As of the census of 2000, there were 1,751 people, 713 households, and 432 families residing in the town. The population density was 625.6 PD/sqmi. There were 844 housing units at an average density of 301.5 /sqmi. The racial makeup of the town was 75.4% White, 6.8% Black or African American, 2.7% Native American, 1.5% Asian, 0.2% Pacific Islander, 8.2% from other races, and 5.3% from two or more races. 16.3% of the population were Hispanic or Latino of any race.

There were 713 households, out of which 31.3% had children under the age of 18 living with them, 44.3% were married couples living together, 12.3% had a female householder with no husband present, and 39.3% were non-families. 32.8% of all households were made up of individuals, and 11.5% had someone living alone who was 65 years of age or older.

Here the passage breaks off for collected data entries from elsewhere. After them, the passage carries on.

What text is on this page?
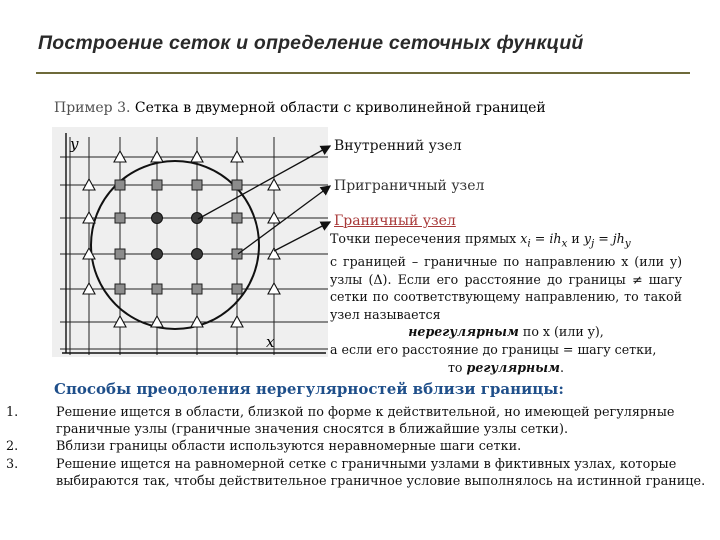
Построение сеток и определение сеточных функций
Пример 3. Сетка в двумерной области с криволинейной границей
y
x
Внутренний узел
Приграничный узел
Граничный узел

Точки пересечения прямых $x_i = ih_x$ и $y_j = jh_y$

с границей – граничные по направлению x (или y) узлы (Δ). Если его расстояние до границы ≠ шагу сетки по соответствующему направлению, то такой узел называется

нерегулярным по x (или y),

а если его расстояние до границы = шагу сетки,

то регулярным.

Способы преодоления нерегулярностей вблизи границы:
1.	Решение ищется в области, близкой по форме к действительной, но имеющей регулярные граничные узлы (граничные значения сносятся в ближайшие узлы сетки).
2.	Вблизи границы области используются неравномерные шаги сетки.
3.	Решение ищется на равномерной сетке с граничными узлами в фиктивных узлах, которые выбираются так, чтобы действительное граничное условие выполнялось на истинной границе.
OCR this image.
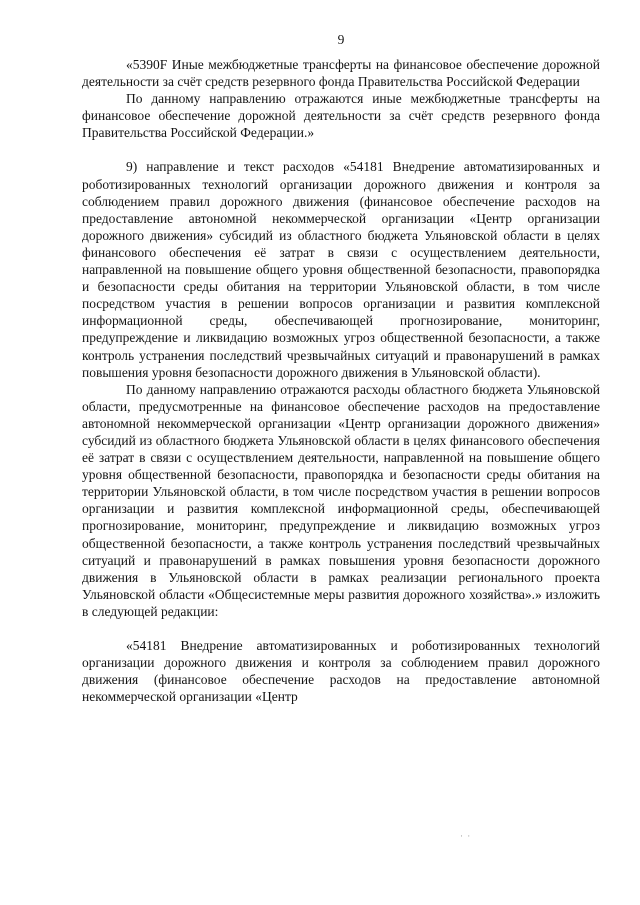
9

«5390F Иные межбюджетные трансферты на финансовое обеспечение дорожной деятельности за счёт средств резервного фонда Правительства Российской Федерации

По данному направлению отражаются иные межбюджетные трансферты на финансовое обеспечение дорожной деятельности за счёт средств резервного фонда Правительства Российской Федерации.»

9) направление и текст расходов «54181 Внедрение автоматизированных и роботизированных технологий организации дорожного движения и контроля за соблюдением правил дорожного движения (финансовое обеспечение расходов на предоставление автономной некоммерческой организации «Центр организации дорожного движения» субсидий из областного бюджета Ульяновской области в целях финансового обеспечения её затрат в связи с осуществлением деятельности, направленной на повышение общего уровня общественной безопасности, правопорядка и безопасности среды обитания на территории Ульяновской области, в том числе посредством участия в решении вопросов организации и развития комплексной информационной среды, обеспечивающей прогнозирование, мониторинг, предупреждение и ликвидацию возможных угроз общественной безопасности, а также контроль устранения последствий чрезвычайных ситуаций и правонарушений в рамках повышения уровня безопасности дорожного движения в Ульяновской области).

По данному направлению отражаются расходы областного бюджета Ульяновской области, предусмотренные на финансовое обеспечение расходов на предоставление автономной некоммерческой организации «Центр организации дорожного движения» субсидий из областного бюджета Ульяновской области в целях финансового обеспечения её затрат в связи с осуществлением деятельности, направленной на повышение общего уровня общественной безопасности, правопорядка и безопасности среды обитания на территории Ульяновской области, в том числе посредством участия в решении вопросов организации и развития комплексной информационной среды, обеспечивающей прогнозирование, мониторинг, предупреждение и ликвидацию возможных угроз общественной безопасности, а также контроль устранения последствий чрезвычайных ситуаций и правонарушений в рамках повышения уровня безопасности дорожного движения в Ульяновской области в рамках реализации регионального проекта Ульяновской области «Общесистемные меры развития дорожного хозяйства».» изложить в следующей редакции:

«54181 Внедрение автоматизированных и роботизированных технологий организации дорожного движения и контроля за соблюдением правил дорожного движения (финансовое обеспечение расходов на предоставление автономной некоммерческой организации «Центр

· ·
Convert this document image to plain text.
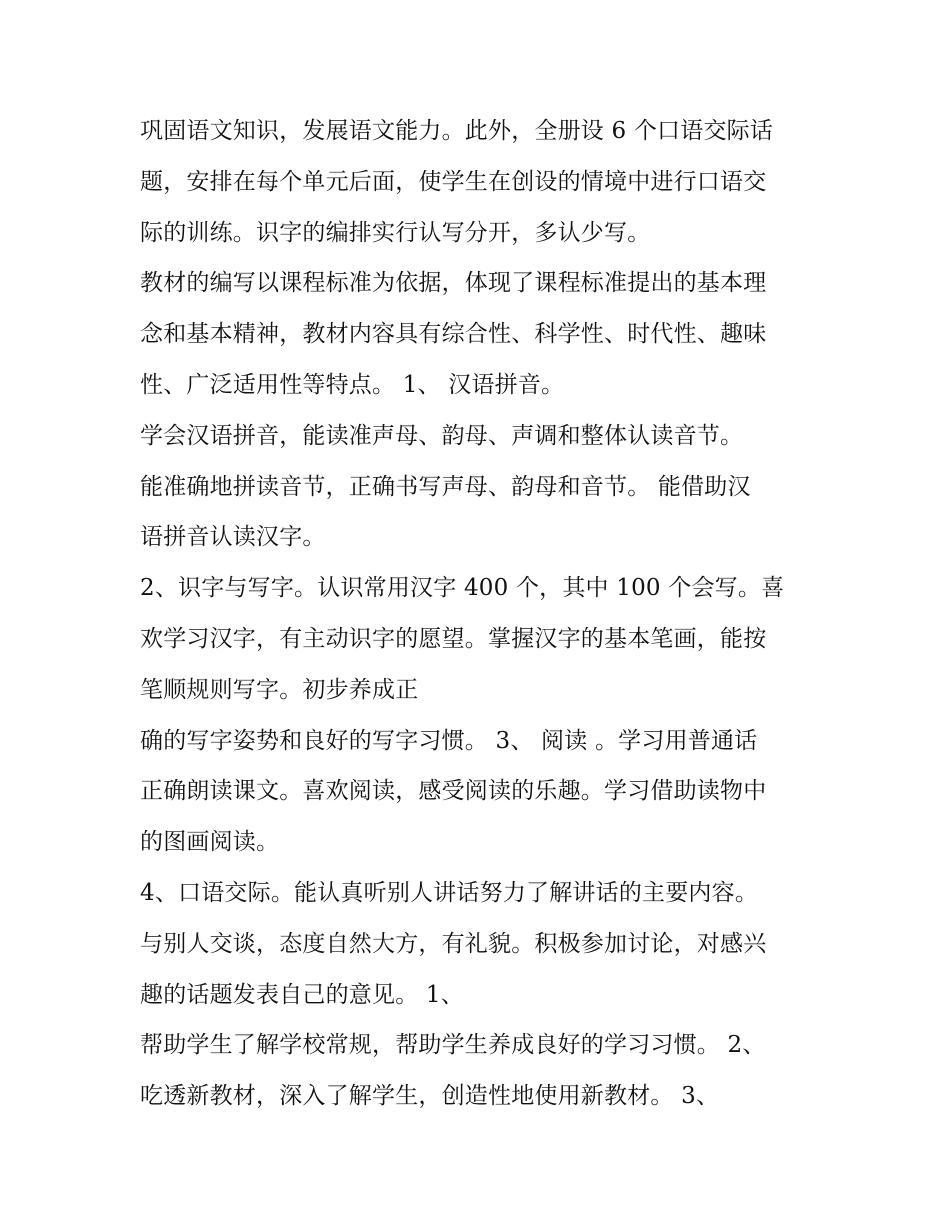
巩固语文知识，发展语文能力。此外，全册设 6 个口语交际话
题，安排在每个单元后面，使学生在创设的情境中进行口语交
际的训练。识字的编排实行认写分开，多认少写。
教材的编写以课程标准为依据，体现了课程标准提出的基本理
念和基本精神，教材内容具有综合性、科学性、时代性、趣味
性、广泛适用性等特点。 1、 汉语拼音。
学会汉语拼音，能读准声母、韵母、声调和整体认读音节。
能准确地拼读音节，正确书写声母、韵母和音节。 能借助汉
语拼音认读汉字。
2、识字与写字。认识常用汉字 400 个，其中 100 个会写。喜
欢学习汉字，有主动识字的愿望。掌握汉字的基本笔画，能按
笔顺规则写字。初步养成正
确的写字姿势和良好的写字习惯。 3、 阅读 。学习用普通话
正确朗读课文。喜欢阅读，感受阅读的乐趣。学习借助读物中
的图画阅读。
4、口语交际。能认真听别人讲话努力了解讲话的主要内容。
与别人交谈，态度自然大方，有礼貌。积极参加讨论，对感兴
趣的话题发表自己的意见。 1、
帮助学生了解学校常规，帮助学生养成良好的学习习惯。 2、
吃透新教材，深入了解学生，创造性地使用新教材。 3、
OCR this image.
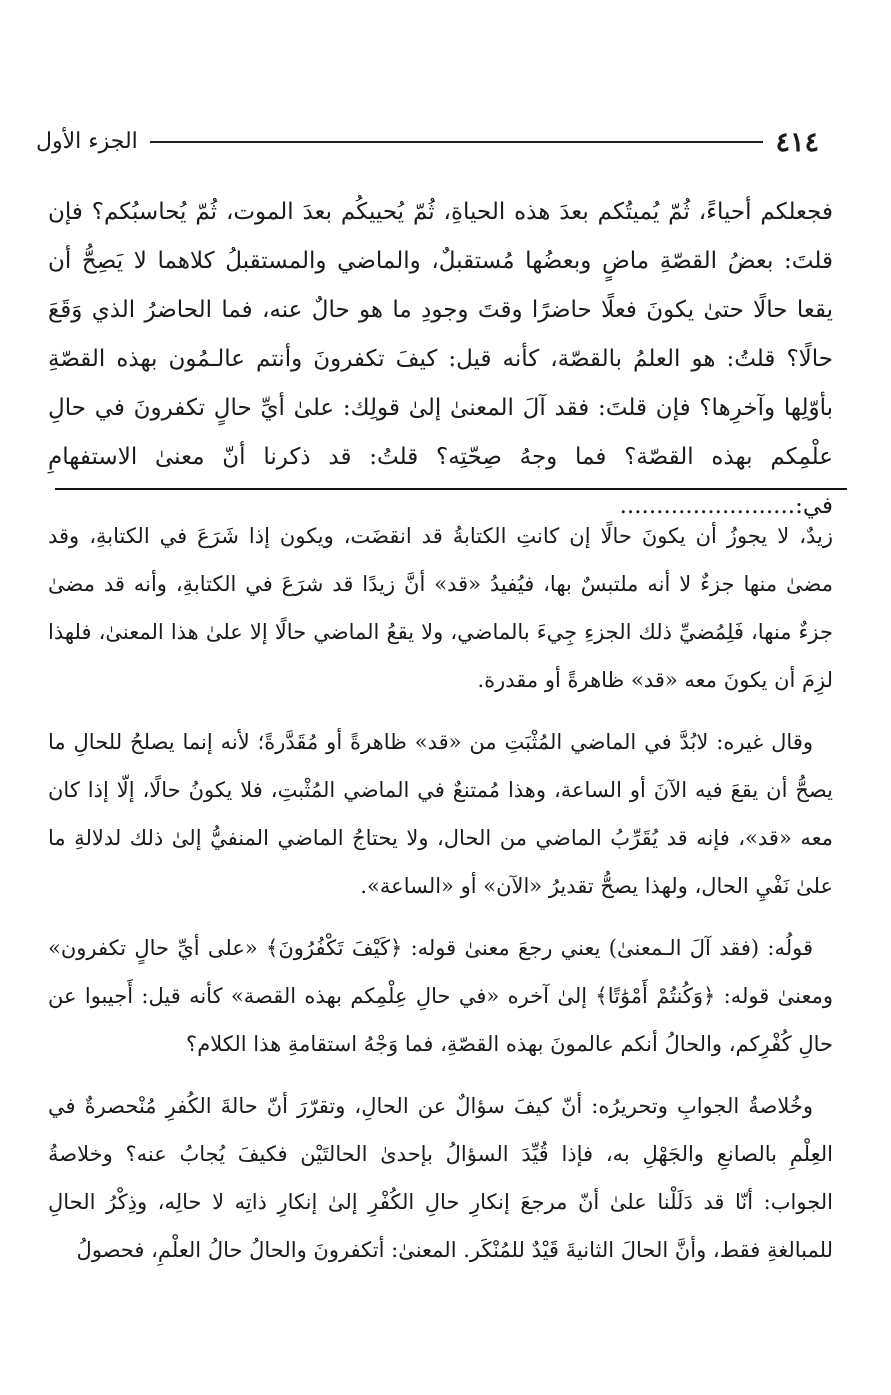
٤١٤
الجزء الأول

فجعلكم أحياءً، ثُمّ يُميتُكم بعدَ هذه الحياةِ، ثُمّ يُحييكُم بعدَ الموت، ثُمّ يُحاسبُكم؟ فإن قلتَ: بعضُ القصّةِ ماضٍ وبعضُها مُستقبلٌ، والماضي والمستقبلُ كلاهما لا يَصِحُّ أن يقعا حالًا حتىٰ يكونَ فعلًا حاضرًا وقتَ وجودِ ما هو حالٌ عنه، فما الحاضرُ الذي وَقَعَ حالًا؟ قلتُ: هو العلمُ بالقصّة، كأنه قيل: كيفَ تكفرونَ وأنتم عالـمُون بهذه القصّةِ بأوّلِها وآخرِها؟ فإن قلتَ: فقد آلَ المعنىٰ إلىٰ قولِك: علىٰ أيِّ حالٍ تكفرونَ في حالِ علْمِكم بهذه القصّة؟ فما وجهُ صِحّتِه؟ قلتُ: قد ذكرنا أنّ معنىٰ الاستفهامِ في:........................

زيدٌ، لا يجوزُ أن يكونَ حالًا إن كانتِ الكتابةُ قد انقضَت، ويكون إذا شَرَعَ في الكتابةِ، وقد مضىٰ منها جزءٌ لا أنه ملتبسٌ بها، فيُفيدُ «قد» أنَّ زيدًا قد شرَعَ في الكتابةِ، وأنه قد مضىٰ جزءٌ منها، فَلِمُضيِّ ذلك الجزءِ جِيءَ بالماضي، ولا يقعُ الماضي حالًا إلا علىٰ هذا المعنىٰ، فلهذا لزِمَ أن يكونَ معه «قد» ظاهرةً أو مقدرة.

وقال غيره: لابُدَّ في الماضي المُثْبَتِ من «قد» ظاهرةً أو مُقَدَّرةً؛ لأنه إنما يصلحُ للحالِ ما يصحُّ أن يقعَ فيه الآنَ أو الساعة، وهذا مُمتنعٌ في الماضي المُثْبتِ، فلا يكونُ حالًا، إلّا إذا كان معه «قد»، فإنه قد يُقَرِّبُ الماضي من الحال، ولا يحتاجُ الماضي المنفيُّ إلىٰ ذلك لدلالةِ ما علىٰ نَفْيِ الحال، ولهذا يصحُّ تقديرُ «الآن» أو «الساعة».

قولُه: (فقد آلَ الـمعنىٰ) يعني رجعَ معنىٰ قوله: ﴿كَيْفَ تَكْفُرُونَ﴾ «على أيِّ حالٍ تكفرون» ومعنىٰ قوله: ﴿وَكُنتُمْ أَمْوَٰتًا﴾ إلىٰ آخره «في حالِ عِلْمِكم بهذه القصة» كأنه قيل: أَجيبوا عن حالِ كُفْرِكم، والحالُ أنكم عالمونَ بهذه القصّةِ، فما وَجْهُ استقامةِ هذا الكلام؟

وخُلاصةُ الجوابِ وتحريرُه: أنّ كيفَ سؤالٌ عن الحالِ، وتقرّرَ أنّ حالةَ الكُفرِ مُنْحصرةٌ في العِلْمِ بالصانعِ والجَهْلِ به، فإذا قُيِّدَ السؤالُ بإحدىٰ الحالتَيْن فكيفَ يُجابُ عنه؟ وخلاصةُ الجواب: أنّا قد دَلَلْنا علىٰ أنّ مرجعَ إنكارِ حالِ الكُفْرِ إلىٰ إنكارِ ذاتِه لا حالِه، وذِكْرُ الحالِ للمبالغةِ فقط، وأنَّ الحالَ الثانيةَ قَيْدٌ للمُنْكَر. المعنىٰ: أتكفرونَ والحالُ حالُ العلْمِ، فحصولُ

The average household size was 2.43 and the average family size was 3.13.

In the town, the age distribution of the population shows 28.4% under the age of 18, 8.8% from 18 to 24, 25.5% from 25 to 44, 24.6% from 45 to 64, and 12.7% who were 65 years of age or older. The median age was 37 years. For every 100 females, there were 93.1 males. For every 100 females age 18 and over, there were 89.4 males.

The median income for a household in the town was $26,311, and the median income for a family was $33,938. Males had a median income of $26,685 versus $20,179 for females. The per capita income for the town was $14,378. About 13.8% of families and 19.3% of the population were below the poverty line, including 24.6% of those under age 18 and 14.7% of those age 65 or over.